Ezequiel nunca perdió el conocimiento. Por el siniestro del martes permanecía en grave estado el piloto instructor.

Padres del joven accidentado con la avioneta

Gerardo Porfiri es el padre de Ezequiel, el muchacho que el martes tomaba clases de vuelo cuando la avioneta en la que había despegado junto con su instructor se precipitó al suelo, en un descampado cercano al cruce de la autopista Rosario-Córdoba y la ruta provincial S-26. Por el accidente, Guillermo Mujica, el piloto y profesor, permanecía ayer en estado reservado, con traumatismos múltiples.

Gerardo es empresario, pero en la actualidad ejerce como presidente comunal de Villa Amelia, localidad ubicada a 30 kilómetros al sur de la provincia.
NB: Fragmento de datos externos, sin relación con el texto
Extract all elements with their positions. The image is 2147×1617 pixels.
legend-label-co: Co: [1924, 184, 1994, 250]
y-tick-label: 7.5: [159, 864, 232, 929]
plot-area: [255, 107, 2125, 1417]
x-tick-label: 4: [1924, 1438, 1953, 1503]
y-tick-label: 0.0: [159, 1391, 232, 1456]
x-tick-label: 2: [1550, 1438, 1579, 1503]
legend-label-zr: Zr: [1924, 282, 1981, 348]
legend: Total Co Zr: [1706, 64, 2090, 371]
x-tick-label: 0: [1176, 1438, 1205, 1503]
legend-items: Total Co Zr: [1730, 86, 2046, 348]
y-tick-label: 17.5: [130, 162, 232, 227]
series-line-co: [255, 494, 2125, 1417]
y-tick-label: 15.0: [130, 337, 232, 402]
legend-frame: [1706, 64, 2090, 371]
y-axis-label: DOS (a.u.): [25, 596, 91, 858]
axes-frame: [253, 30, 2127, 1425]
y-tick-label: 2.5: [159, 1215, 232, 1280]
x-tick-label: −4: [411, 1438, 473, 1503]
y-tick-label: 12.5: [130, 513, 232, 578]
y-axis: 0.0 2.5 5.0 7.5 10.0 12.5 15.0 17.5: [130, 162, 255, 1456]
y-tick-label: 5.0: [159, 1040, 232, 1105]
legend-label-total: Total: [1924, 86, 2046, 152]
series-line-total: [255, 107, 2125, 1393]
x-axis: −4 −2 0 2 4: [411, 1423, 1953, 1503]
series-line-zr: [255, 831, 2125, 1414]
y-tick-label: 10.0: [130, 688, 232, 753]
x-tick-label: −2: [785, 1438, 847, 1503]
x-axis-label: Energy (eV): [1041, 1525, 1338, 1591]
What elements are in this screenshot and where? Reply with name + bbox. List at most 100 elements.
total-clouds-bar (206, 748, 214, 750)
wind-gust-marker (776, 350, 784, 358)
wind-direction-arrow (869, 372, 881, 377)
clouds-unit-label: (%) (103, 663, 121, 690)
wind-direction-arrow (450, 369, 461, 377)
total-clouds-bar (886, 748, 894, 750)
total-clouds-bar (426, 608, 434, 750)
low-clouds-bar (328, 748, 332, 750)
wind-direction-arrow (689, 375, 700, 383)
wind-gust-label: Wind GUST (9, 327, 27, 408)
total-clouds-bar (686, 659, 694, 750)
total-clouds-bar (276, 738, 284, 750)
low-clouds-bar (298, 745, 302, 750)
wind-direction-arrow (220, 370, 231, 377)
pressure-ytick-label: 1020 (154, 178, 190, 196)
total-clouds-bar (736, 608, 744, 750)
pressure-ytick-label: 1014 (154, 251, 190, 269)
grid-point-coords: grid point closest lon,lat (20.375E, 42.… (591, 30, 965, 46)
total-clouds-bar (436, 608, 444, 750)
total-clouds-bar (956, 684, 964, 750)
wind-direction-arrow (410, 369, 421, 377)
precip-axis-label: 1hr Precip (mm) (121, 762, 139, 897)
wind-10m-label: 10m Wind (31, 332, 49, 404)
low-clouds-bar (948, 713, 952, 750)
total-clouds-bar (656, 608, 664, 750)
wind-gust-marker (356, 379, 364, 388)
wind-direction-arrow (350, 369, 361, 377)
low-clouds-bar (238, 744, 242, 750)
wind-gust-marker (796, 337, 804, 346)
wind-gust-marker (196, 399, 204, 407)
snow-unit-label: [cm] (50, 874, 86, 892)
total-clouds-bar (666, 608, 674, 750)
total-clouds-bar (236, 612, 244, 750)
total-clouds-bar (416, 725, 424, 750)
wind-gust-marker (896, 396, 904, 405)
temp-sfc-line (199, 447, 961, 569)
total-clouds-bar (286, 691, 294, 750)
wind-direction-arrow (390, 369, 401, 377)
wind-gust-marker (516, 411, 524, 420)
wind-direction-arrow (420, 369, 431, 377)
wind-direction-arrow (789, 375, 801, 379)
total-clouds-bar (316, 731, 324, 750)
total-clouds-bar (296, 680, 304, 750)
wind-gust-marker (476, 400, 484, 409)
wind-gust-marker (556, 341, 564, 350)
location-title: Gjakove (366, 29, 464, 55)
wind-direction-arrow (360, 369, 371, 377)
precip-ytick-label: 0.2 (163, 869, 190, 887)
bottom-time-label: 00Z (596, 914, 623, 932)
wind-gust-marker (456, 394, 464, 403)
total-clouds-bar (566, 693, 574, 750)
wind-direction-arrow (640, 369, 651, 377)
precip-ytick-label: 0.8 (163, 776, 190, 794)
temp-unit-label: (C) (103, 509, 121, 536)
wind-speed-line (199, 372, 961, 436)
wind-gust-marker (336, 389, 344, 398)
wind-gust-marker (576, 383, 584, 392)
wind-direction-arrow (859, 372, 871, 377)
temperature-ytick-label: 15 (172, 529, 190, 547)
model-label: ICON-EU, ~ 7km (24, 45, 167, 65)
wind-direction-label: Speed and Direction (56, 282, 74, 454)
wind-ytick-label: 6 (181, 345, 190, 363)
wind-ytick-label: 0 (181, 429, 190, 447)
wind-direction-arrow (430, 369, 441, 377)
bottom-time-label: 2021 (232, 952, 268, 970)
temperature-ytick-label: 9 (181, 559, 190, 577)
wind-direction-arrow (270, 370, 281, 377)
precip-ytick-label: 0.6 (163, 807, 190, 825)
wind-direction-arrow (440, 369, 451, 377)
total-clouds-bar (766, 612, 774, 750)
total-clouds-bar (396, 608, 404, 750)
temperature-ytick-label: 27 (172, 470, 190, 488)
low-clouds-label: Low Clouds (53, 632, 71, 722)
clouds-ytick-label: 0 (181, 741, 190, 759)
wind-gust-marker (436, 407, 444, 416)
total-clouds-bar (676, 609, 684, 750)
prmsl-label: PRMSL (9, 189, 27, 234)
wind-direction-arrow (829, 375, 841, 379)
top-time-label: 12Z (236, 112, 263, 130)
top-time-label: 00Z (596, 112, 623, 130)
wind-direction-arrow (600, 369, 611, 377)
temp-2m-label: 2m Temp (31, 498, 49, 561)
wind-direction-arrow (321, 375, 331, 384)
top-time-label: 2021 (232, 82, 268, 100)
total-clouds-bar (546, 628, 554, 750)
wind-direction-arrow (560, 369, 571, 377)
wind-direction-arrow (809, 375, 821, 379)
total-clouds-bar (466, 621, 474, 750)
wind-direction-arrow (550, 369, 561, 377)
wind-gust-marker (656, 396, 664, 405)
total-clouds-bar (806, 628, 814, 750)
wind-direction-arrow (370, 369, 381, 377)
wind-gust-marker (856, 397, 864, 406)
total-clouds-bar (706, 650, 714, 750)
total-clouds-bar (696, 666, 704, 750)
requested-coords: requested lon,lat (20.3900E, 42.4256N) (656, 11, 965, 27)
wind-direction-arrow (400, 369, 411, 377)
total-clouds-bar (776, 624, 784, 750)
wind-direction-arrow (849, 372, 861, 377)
Ezequiel se precipitó junto con su instructor de vuelo, tiene varias fracturas, golpes y cortes en la cara y distintas partes del cuerpo.

En la tarde del martes alguien lo llamó desde el medio del campo para decirles que Ezequiel se había accidentado con la avioneta. El muchacho tomaba clases en la escuela Fly Time y venía acumulando horas de vuelo. Es su vocación y, paralelo a las clases prácticas hacía los cursos teóricos para convertirse en piloto comercial.